A team of researchers led by Dr. Thomas Gerasimidis of Aristotle University of Thessaloniki has completed nearly a quarter of a century of painstaking studies on the last days of Alexander the Great’s life, concluding that the conqueror died of pancreatic necrosis, and not malaria, typhoid fever or pneumonia, as previously thought, Sputnik Greece has reported.
Dr. Gerasimidis, a veteran professor of medicine, began studying Alexander’s final days in 1995, carefully analysing the symptoms experienced by the Macedonian king, as described by ancient historians including Arrian, considered one of the best sources on Alexander’s campaigns, and others ranging from Ptolemy and Plutarch to Quintus Curtius. He called this approach "evidence-based medicine."
After careful analysis, the professor concluded that severe sepsis, brought on by acute pancreatic necrosis, took the life of the undefeated commander, with the disease believed to have been brought on by gallstone disease, and the commander’s love for rich foods and alcohol.
“The onset of the symptoms was [characterised by] severe abdominal pain after a rich meal and wine, followed by fever, and a daily progressive, fatal degradation over fourteen days,” Dr. Gerasimidis explained, speaking to Sputnik Greece.
According to the researchers’ sources, on the first day of his illness, which struck him in Babylon (in present-day Iraq) while he was planning the conquest of Rome and Carthage, Alexander felt severe abdominal pain and had a fever, prompting doctors to induce vomiting, and follow that up with cold baths. But the commander’s fever, sweating and chills continued, eventually compounding into difficulty breathing, exhaustion, jaundice and delirium.
After fourteen days, on June 13, 323 BC, Alexander the Great died of severe sepsis at the age of 32, Dr. Gerasimidis concluded.
Along with the pancreatic necrosis diagnosis, the professor also rejected other hypotheses regarding Alexander’s death. He noted, for example, that malaria does not usually cause death so quickly, or with the symptoms seen in Alexander’s case. Pneumonia, meanwhile, is rarely known to cause abdominal pain. Typhoid fever and West Nile Virus were also ruled out by researchers due to the lack of appropriate symptoms.
The professor also rejected the recently proposed theory that Alexander was suffering from Guillain-Barre Syndrome (GBS), a rare autoimmune disorder in which the body’s immune system attacks it, causing symptoms ranging from weakness of the limbs and organ failure and ending with complete paralysis. The scholar maintained that high fever and abdominal pain were the main symptoms exhibited by the commander, according to the records, thus making the GBS theory moot. Furthermore, the view that Alexander experienced the onset of paralysis while maintaining his cognitive functions cannot be true, since all available sources pointed to a progressive loss of consciousness.

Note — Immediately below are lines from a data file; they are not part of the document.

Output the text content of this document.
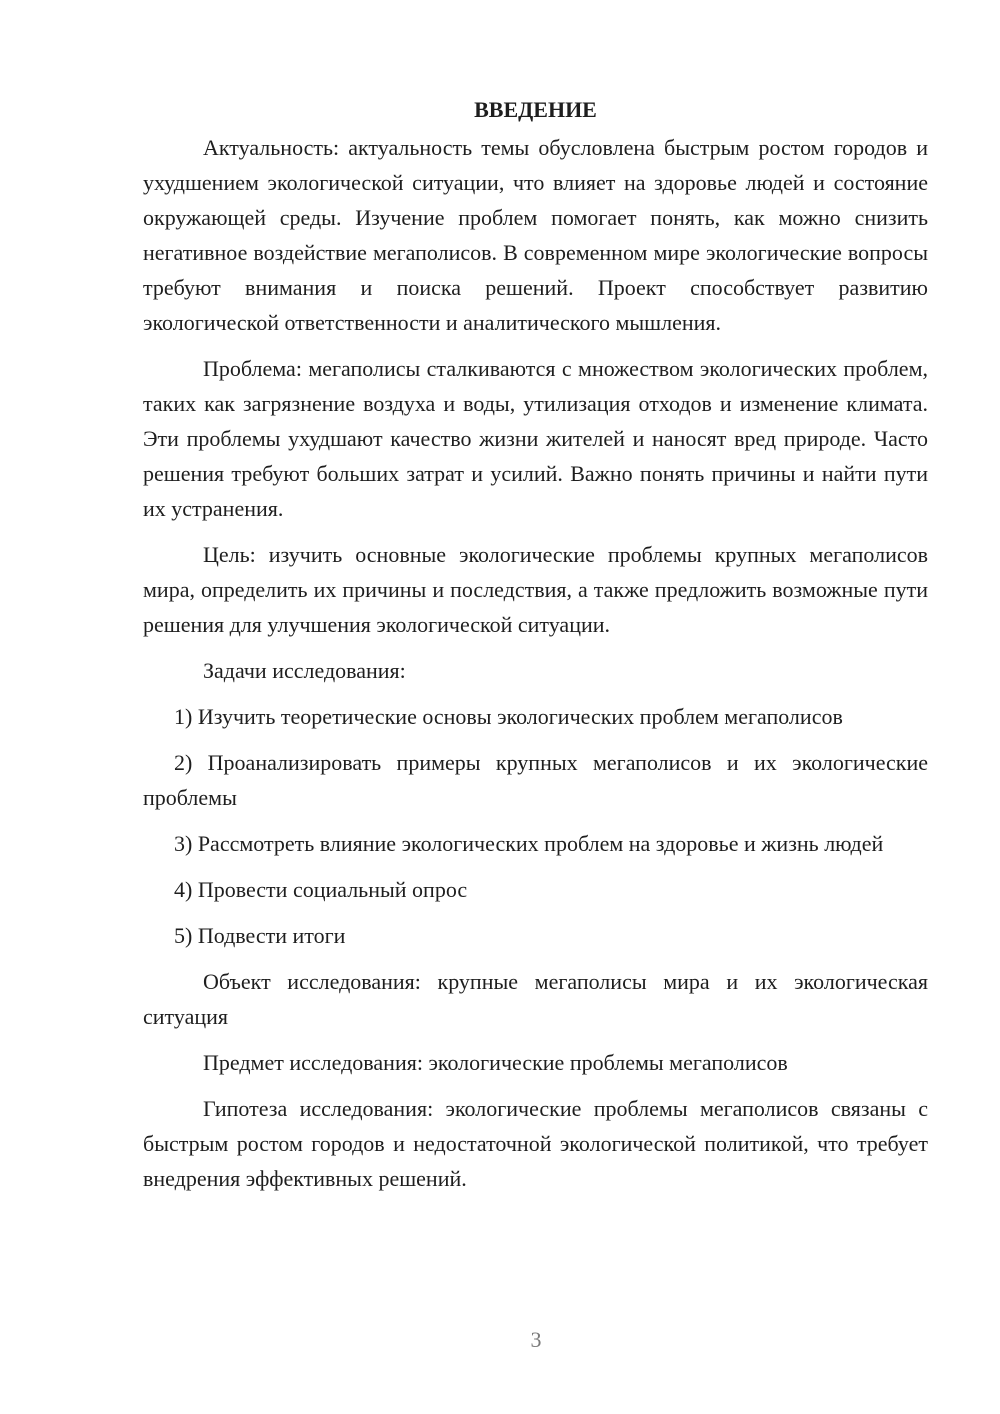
ВВЕДЕНИЕ

Актуальность: актуальность темы обусловлена быстрым ростом городов и ухудшением экологической ситуации, что влияет на здоровье людей и состояние окружающей среды. Изучение проблем помогает понять, как можно снизить негативное воздействие мегаполисов. В современном мире экологические вопросы требуют внимания и поиска решений. Проект способствует развитию экологической ответственности и аналитического мышления.

Проблема: мегаполисы сталкиваются с множеством экологических проблем, таких как загрязнение воздуха и воды, утилизация отходов и изменение климата. Эти проблемы ухудшают качество жизни жителей и наносят вред природе. Часто решения требуют больших затрат и усилий. Важно понять причины и найти пути их устранения.

Цель: изучить основные экологические проблемы крупных мегаполисов мира, определить их причины и последствия, а также предложить возможные пути решения для улучшения экологической ситуации.

Задачи исследования:

1) Изучить теоретические основы экологических проблем мегаполисов

2) Проанализировать примеры крупных мегаполисов и их экологические проблемы

3) Рассмотреть влияние экологических проблем на здоровье и жизнь людей

4) Провести социальный опрос

5) Подвести итоги

Объект исследования: крупные мегаполисы мира и их экологическая ситуация

Предмет исследования: экологические проблемы мегаполисов

Гипотеза исследования: экологические проблемы мегаполисов связаны с быстрым ростом городов и недостаточной экологической политикой, что требует внедрения эффективных решений.

3
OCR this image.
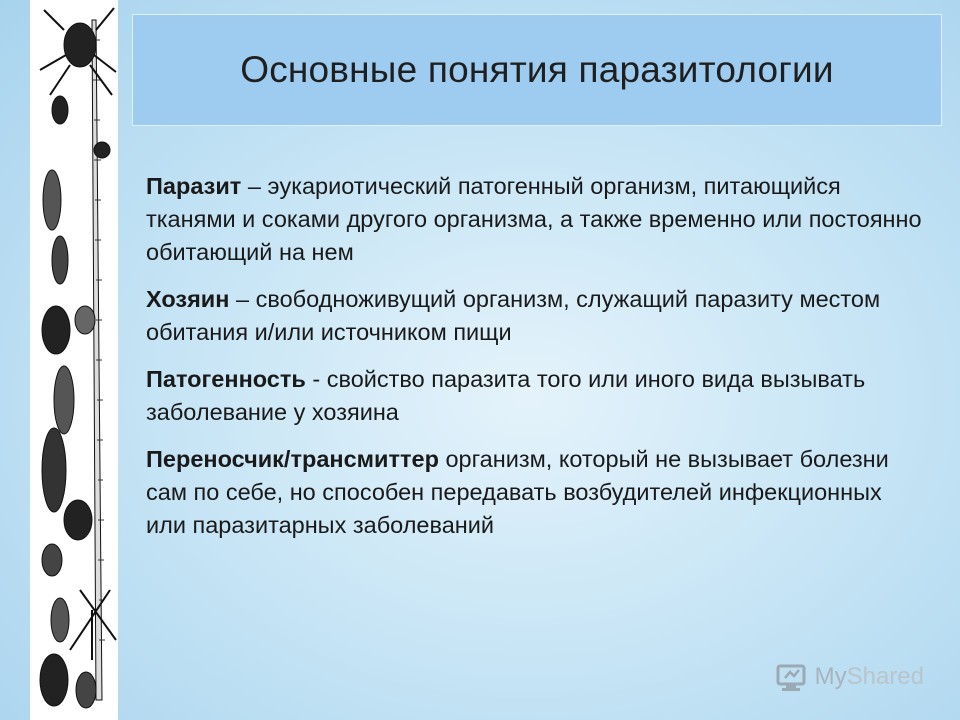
Основные понятия паразитологии

Паразит – эукариотический патогенный организм, питающийся тканями и соками другого организма, а также временно или постоянно обитающий на нем

Хозяин – свободноживущий организм, служащий паразиту местом обитания и/или источником пищи

Патогенность - свойство паразита того или иного вида вызывать заболевание у хозяина

Переносчик/трансмиттер организм, который не вызывает болезни сам по себе, но способен передавать возбудителей инфекционных или паразитарных заболеваний

My Shared
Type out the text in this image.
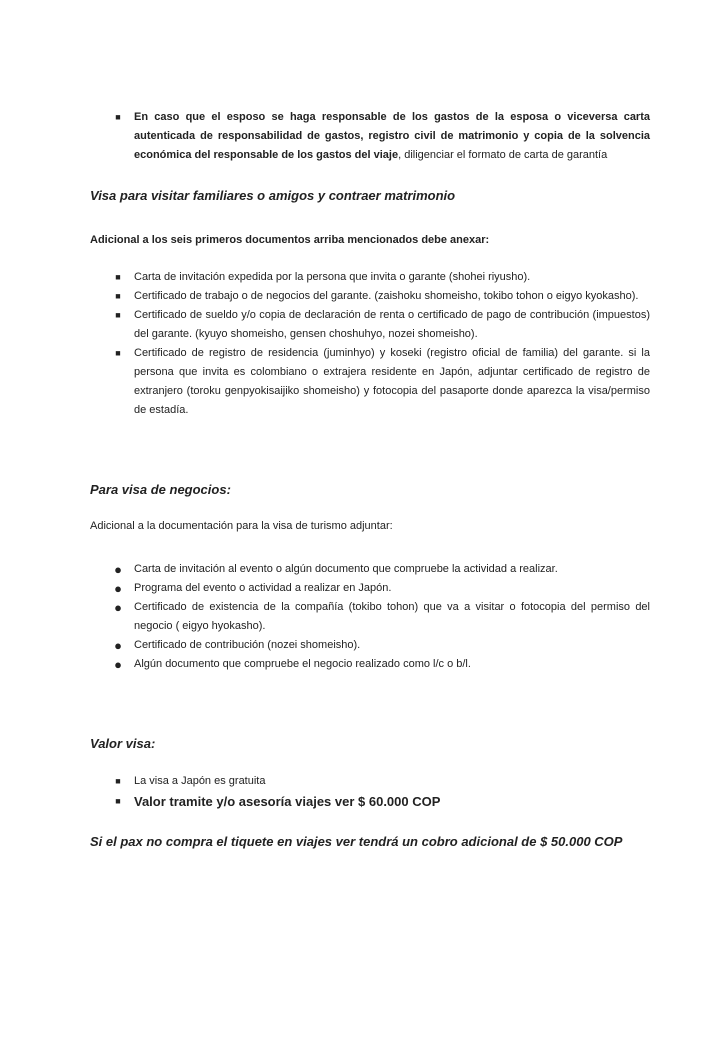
■ En caso que el esposo se haga responsable de los gastos de la esposa o viceversa carta autenticada de responsabilidad de gastos, registro civil de matrimonio y copia de la solvencia económica del responsable de los gastos del viaje, diligenciar el formato de carta de garantía
Visa para visitar familiares o amigos y contraer matrimonio

Adicional a los seis primeros documentos arriba mencionados debe anexar:

■ Carta de invitación expedida por la persona que invita o garante (shohei riyusho).
■ Certificado de trabajo o de negocios del garante. (zaishoku shomeisho, tokibo tohon o eigyo kyokasho).
■ Certificado de sueldo y/o copia de declaración de renta o certificado de pago de contribución (impuestos) del garante. (kyuyo shomeisho, gensen choshuhyo, nozei shomeisho).
■ Certificado de registro de residencia (juminhyo) y koseki (registro oficial de familia) del garante. si la persona que invita es colombiano o extrajera residente en Japón, adjuntar certificado de registro de extranjero (toroku genpyokisaijiko shomeisho) y fotocopia del pasaporte donde aparezca la visa/permiso de estadía.
Para visa de negocios:

Adicional a la documentación para la visa de turismo adjuntar:

● Carta de invitación al evento o algún documento que compruebe la actividad a realizar.
● Programa del evento o actividad a realizar en Japón.
● Certificado de existencia de la compañía (tokibo tohon) que va a visitar o fotocopia del permiso del negocio ( eigyo hyokasho).
● Certificado de contribución (nozei shomeisho).
● Algún documento que compruebe el negocio realizado como l/c o b/l.
Valor visa:
■ La visa a Japón es gratuita
■ Valor tramite y/o asesoría viajes ver $ 60.000 COP

Si el pax no compra el tiquete en viajes ver tendrá un cobro adicional de $ 50.000 COP
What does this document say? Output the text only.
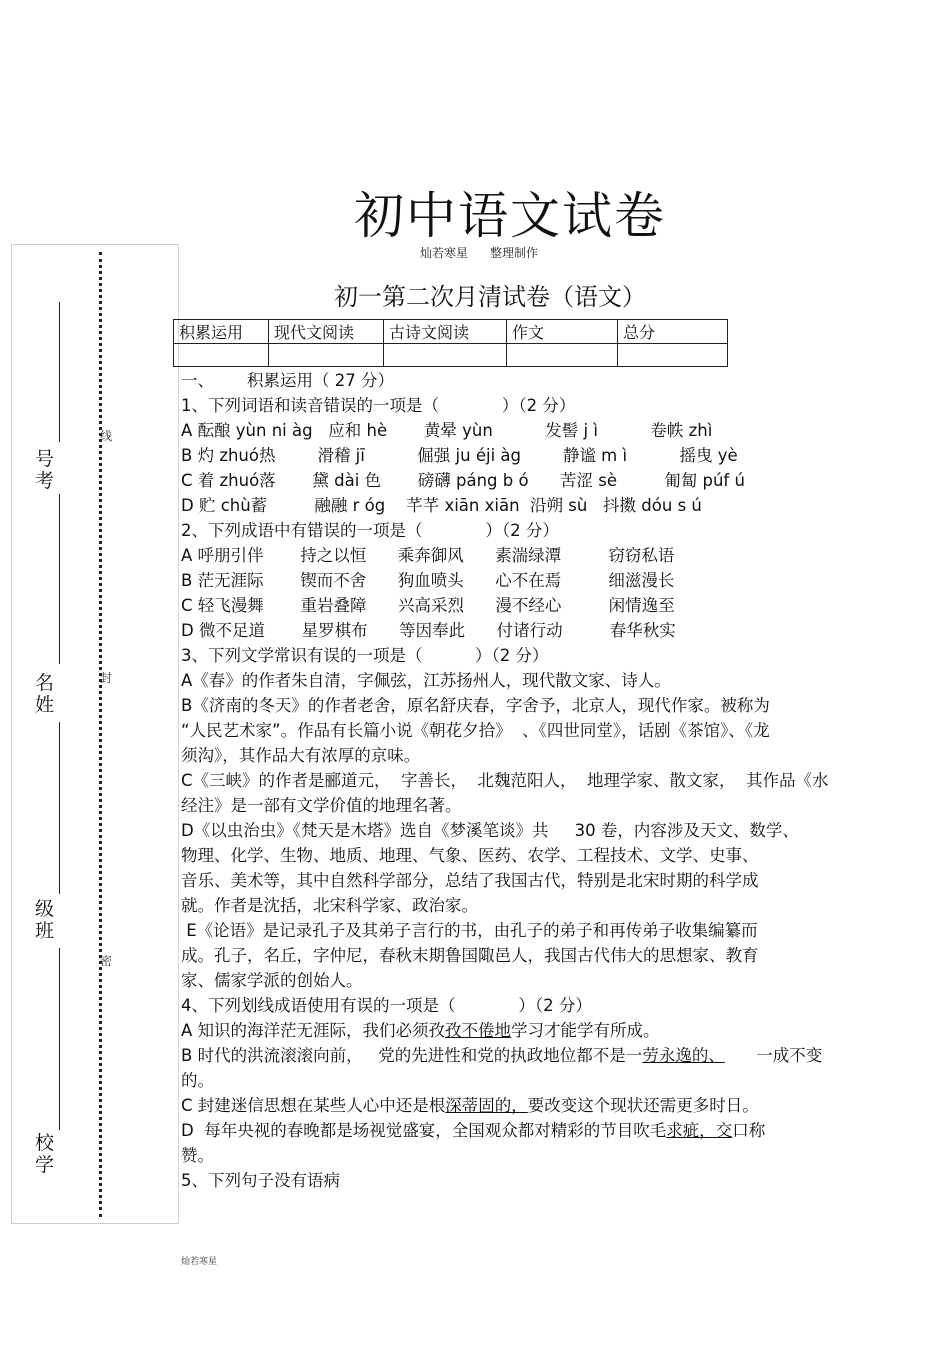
号考
名姓
级班
校学
线
封
密
初中语文试卷
灿若寒星 整理制作
初一第二次月清试卷（语文）
积累运用	现代文阅读	古诗文阅读	作文	总分

一、 积累运用（ 27 分）
1、下列词语和读音错误的一项是（            ）（2 分）
A 酝酿 yùn ni àg   应和 hè       黄晕 yùn          发髻 j ì          卷帙 zhì
B 灼 zhuó热        滑稽 jī          倔强 ju éji àg        静谧 m ì          摇曳 yè
C 着 zhuó落       黛 dài 色       磅礴 páng b ó      苦涩 sè         匍匐 púf ú
D 贮 chù蓄         融融 r óg    芊芊 xiān xiān  沿朔 sù   抖擞 dóu s ú
2、下列成语中有错误的一项是（            ）（2 分）
A 呼朋引伴       持之以恒      乘奔御风      素湍绿潭         窃窃私语
B 茫无涯际       锲而不舍      狗血喷头      心不在焉         细滋漫长
C 轻飞漫舞       重岩叠障      兴高采烈      漫不经心         闲情逸至
D 微不足道       星罗棋布      等因奉此      付诸行动         春华秋实
3、下列文学常识有误的一项是（          ）（2 分）
A《春》的作者朱自清，字佩弦，江苏扬州人，现代散文家、诗人。
B《济南的冬天》的作者老舍，原名舒庆春，字舍予，北京人，现代作家。被称为
“人民艺术家”。作品有长篇小说《朝花夕拾》  、《四世同堂》，话剧《茶馆》、《龙
须沟》，其作品大有浓厚的京味。
C《三峡》的作者是郦道元，  字善长，  北魏范阳人，  地理学家、散文家，  其作品《水
经注》是一部有文学价值的地理名著。
D《以虫治虫》《梵天是木塔》选自《梦溪笔谈》共     30 卷，内容涉及天文、数学、
物理、化学、生物、地质、地理、气象、医药、农学、工程技术、文学、史事、
音乐、美术等，其中自然科学部分，总结了我国古代，特别是北宋时期的科学成
就。作者是沈括，北宋科学家、政治家。
E《论语》是记录孔子及其弟子言行的书，由孔子的弟子和再传弟子收集编纂而
成。孔子，名丘，字仲尼，春秋末期鲁国陬邑人，我国古代伟大的思想家、教育
家、儒家学派的创始人。
4、下列划线成语使用有误的一项是（            ）（2 分）
A 知识的海洋茫无涯际，我们必须孜孜不倦地学习才能学有所成。
B 时代的洪流滚滚向前，   党的先进性和党的执政地位都不是一劳永逸的、      一成不变
的。
C 封建迷信思想在某些人心中还是根深蒂固的，要改变这个现状还需更多时日。
D  每年央视的春晚都是场视觉盛宴，全国观众都对精彩的节目吹毛求疵，交口称
赞。
5、下列句子没有语病
灿若寒星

Finally, Dr.Gerasimidis challenged the theory that Alexander may have been poisoned, saying that given the comparitively primitive nature of the poisons available at the time, the king would have been dead within several hours if he consumed one, rather than going on to live and suffer another 14 days.
Alexander the Great’s decade-long campaign of conquest led to the spread of Greek culture, language and influence across much of the Middle East, the Persian Empire, western Asia and northeastern Africa. His reign spawned the ‘Hellenistic period’, during which distant territories spread across thousands of kilometres were subject to Greek influence. His legacy includes the founding of multiple cities, including Alexandria, Egypt, the construction of great temples, and the rise of trade between Europe and Asia.